One could think this, but it's not actually the case. I guess we already have enough support work that's not related to a lack of documentation such that we don't need to increase it artificially. We are actually incentivized to reduce our support work. Companies will usually need to be reassured by a support contract in any case.
We are big users of the documentation ourselves and we have every incentive to write good documentation because of this. Lack of documentation actually increases our cost of operation, because all of a sudden, if you need to know something, you need to find out the relevant developers, who might have left (but probably not because people usually stay), and wait for their reply, or wait for someone to look into the relevant code.
There's also no policy of keeping any documentation secret. On the contrary, we are encouraged to publicly document what we do. So when we document, we do it publicly, except for internal processes.
Our documentation is far from perfect, but it's because of a lack of time or diligence, not because we are incentivized to keep documentation secret.
What's more:
- a good documentation is a good look for someone who seeks to adopt our product
- the same values that push us to do it the open source way pushes us to also publicly document things.
- when documentation is lacking or help is needed, you can always reach us on our public chat and our public forum, and the product team is in reality usually quite responsive.
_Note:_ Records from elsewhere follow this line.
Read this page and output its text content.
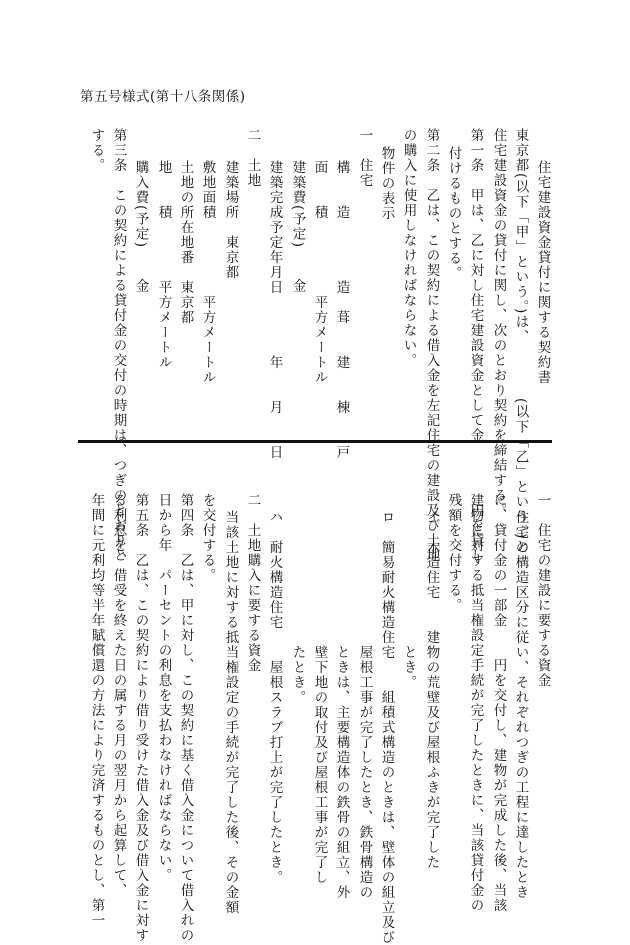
第五号様式(第十八条関係)
住宅建設資金貸付に関する契約書
東京都(以下「甲」という。)は、　　　　(以下「乙」という。)と
住宅建設資金の貸付に関し、次のとおり契約を締結する。
第一条　甲は、乙に対し住宅建設資金として金　　　　円を貸し
付けるものとする。
第二条　乙は、この契約による借入金を左記住宅の建設及び土地
の購入に使用しなければならない。
物件の表示
一　住宅
構　　造　　　　造　葺　　建　　棟　　戸
面　　積　　　　　平方メートル
建築費(予定)　　金
建築完成予定年月日　　　　年　　月　　日
二　土地
建築場所　東京都
敷地面積　　　　　平方メートル
土地の所在地番　東京都
地　　積　　　　平方メートル
購入費(予定)　　金
第三条　この契約による貸付金の交付の時期は、つぎのとおりと
する。
一　住宅の建設に要する資金
住宅の構造区分に従い、それぞれつぎの工程に達したとき
に、貸付金の一部金　　円を交付し、建物が完成した後、当該
建物に対する抵当権設定手続が完了したときに、当該貸付金の
残額を交付する。
イ　木造住宅　　建物の荒壁及び屋根ふきが完了した
とき。
ロ　簡易耐火構造住宅　　組積式構造のときは、壁体の組立及び
屋根工事が完了したとき、鉄骨構造の
ときは、主要構造体の鉄骨の組立、外
壁下地の取付及び屋根工事が完了し
たとき。
ハ　耐火構造住宅　　屋根スラブ打上が完了したとき。
二　土地購入に要する資金
当該土地に対する抵当権設定の手続が完了した後、その金額
を交付する。
第四条　乙は、甲に対し、この契約に基く借入金について借入れの
日から年　パーセントの利息を支払わなければならない。
第五条　乙は、この契約により借り受けた借入金及び借入金に対す
る利息を、借受を終えた日の属する月の翌月から起算して、
年間に元利均等半年賦償還の方法により完済するものとし、第一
And so if the documentation is good, there are fewer questions to answer. Of course, there are limits, questions that look like support questions will be invited to talk to our support team. Unless someone else in the community does answer the questions for free.
Open sourcing your code doesn't necessarily mean that you're giving your product away for free.
The value in a lot of businesses (most?) is in the distribution and my core argument in the post is that being open source actually gives you an edge here, especially in markets where your competitors are unwilling to take this approach.
Business value only matters if you can capture it.
Probably poor word choice from me but when I reference superior distribution I'm assuming 'value-capture'.
I thought you were saying you'd have greater distribution if you give stuff away free, but in that case it's much more difficult to capture value from it. Everyone wants free stuff.
As someone who has created and maintained open source projects (most recently Willow[0]) for two decades I get a kick out of this.
Of course when interacting with users and feedback I keep it polite but in my head I'm thinking "You like to talk. I actually DID this. Shut up or submit a PR".
Surprise surprise they almost never do.
Keep actually producing and shake the haters off!
[0] - https://heywillow.io/
What is the financial backing that affords you the ability to offer your product for free? Everyone still has bills to pay AFAIK
Two prior successful startup exits.
I also do consulting and advisory work in adjacent spaces so this is pretty much my lifelong dream - spend my other time just doing open source projects I think are interesting.
You could just pick a better license like the GPL or AGPL. Cloud companies eating other open-source products up is purely the inability of those products to choose licenses that actually protect their work.